Şart ve cevap cümlelerinden müteşekkil terkip, şart üslubunda lazım-ı faide-i haber ibtidaî kelamdır. Haber cümlesi yerine şart üslubunun tercih edilmesi, şart üslubunun daha beliğ ve etkili olmasındandır.


 اِنْ نَظُنُّ اِلَّا ظَناًّ وَمَا نَحْنُ بِمُسْتَيْقِن۪ينَ

 

Cümle istînâfiyye olarak fasılla gelmiştir.  اِنْ  nefy harfidir. Muzari fiil sıygasında lazım-ı  faide-i haber inkârî kelam olan cümle kasr üslubuyla tekid edilmiştir.  اِنْ  ve  اِلَّا ’nın oluşturduğu kasr, fiille nev veya adet bildiren mef’ûlü mutlak arasındadır. 

Bu durumda kasr-ı sıfat ale’l-mevsûf olması caizdir.
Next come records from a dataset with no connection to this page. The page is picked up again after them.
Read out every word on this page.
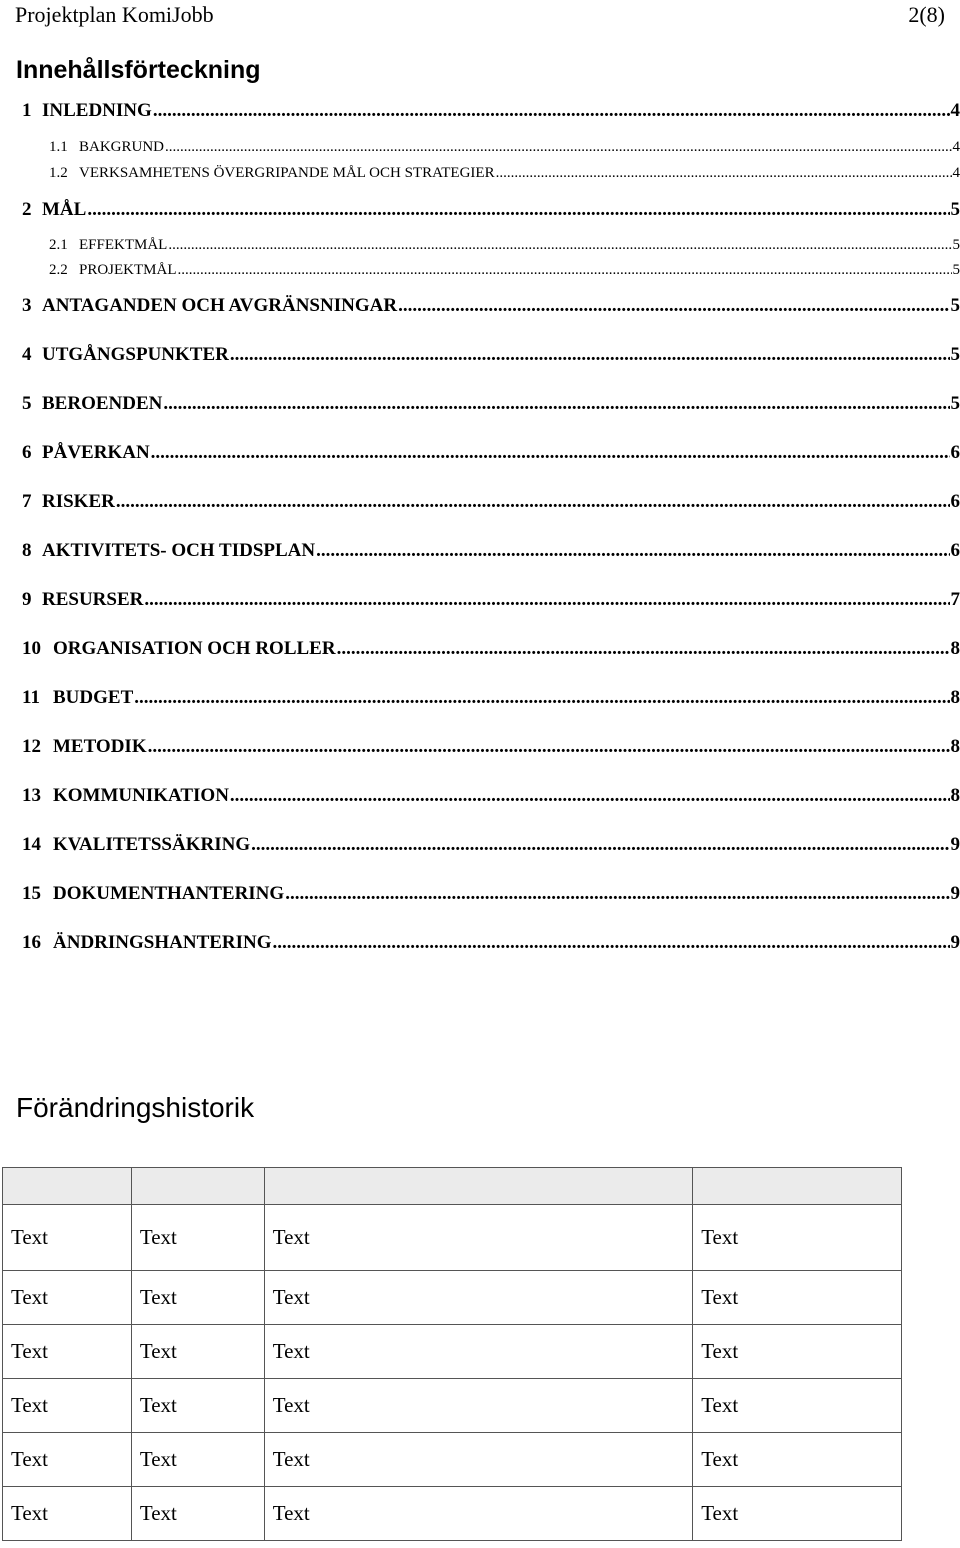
Projektplan KomiJobb	2(8)
Innehållsförteckning
1 INLEDNING .....	4
1.1 BAKGRUND .....	4
1.2 VERKSAMHETENS ÖVERGRIPANDE MÅL OCH STRATEGIER .....	4
2 MÅL .....	5
2.1 EFFEKTMÅL .....	5
2.2 PROJEKTMÅL .....	5
3 ANTAGANDEN OCH AVGRÄNSNINGAR .....	5
4 UTGÅNGSPUNKTER .....	5
5 BEROENDEN .....	5
6 PÅVERKAN .....	6
7 RISKER .....	6
8 AKTIVITETS- OCH TIDSPLAN .....	6
9 RESURSER .....	7
10 ORGANISATION OCH ROLLER .....	8
11 BUDGET .....	8
12 METODIK .....	8
13 KOMMUNIKATION .....	8
14 KVALITETSSÄKRING .....	9
15 DOKUMENTHANTERING .....	9
16 ÄNDRINGSHANTERING .....	9
Förändringshistorik

Text	Text	Text	Text
Text	Text	Text	Text
Text	Text	Text	Text
Text	Text	Text	Text
Text	Text	Text	Text
Text	Text	Text	Text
Yani fail tarafından gerçekleştirilen fiil, başka mef'ûllere değil zikredilen mef'ûle tahsis edilmiştir. O mef'ûlde vaki olan başka fiiller vardır. Kasr-ı mevsûf ale’s-sıfat olması da caizdir. Yani bu durumda fail, mef'ûl üzerinde gerçekleşen fiile tahsis edilmiştir. (Fatma Serap Karamollaoğlu, Kur’an Işığında Belâgat Dersleri Meânî İlmi)

Şayet  اِنْ نَظُنُّ اِلَّا ظَناًّ  [Ancak zan besleyebiliriz!] ne demektir?” dersen şöyle derim: Bu ifadenin aslı  نَظُنُّ ظَناًّ (Tamamen zan besleyebiliriz!) şeklindedir. İfadenin kastı yalnızca zannın varlığını ortaya koymaktır. Cümlede olumsuzluk ve istisna harflerinin yer alması, zannın varlığını, onun dışındaki her şeyi nefyederek ortaya koymayı ifade etmek içindir. Zan dışındaki şeylerin olumsuzlanması, yakînen söyleyemeyiz sözüyle daha da pekiştirilmiştir. (Keşşâf, Beyzâvî) 

Ayetin makabline matuf son cümlesi  وَمَا نَحْنُ بِمُسْتَيْقِن۪ينَ  şeklinde sübut ve istimrar ifade eden menfi isim cümlesi, lazım-ı faide-i haber inkârî kelamdır. Atıf sebebi hükümde ortaklıktır.  مَا  nefy harfi  ليس  gibi amel etmiştir.  ليس ‘nin haberi olan  بِمُنْشَر۪ينَ ’ye dahil olan  بِ  harfi zaiddir. 

نَظُنُّ  -  ظَناًّ  ve  قُلْتُمْ  ق۪يلَ  gruplarındaki kelimeler arasında iştikak cinası ve reddü’l-acüz ale’s-sadr sanatları vardır.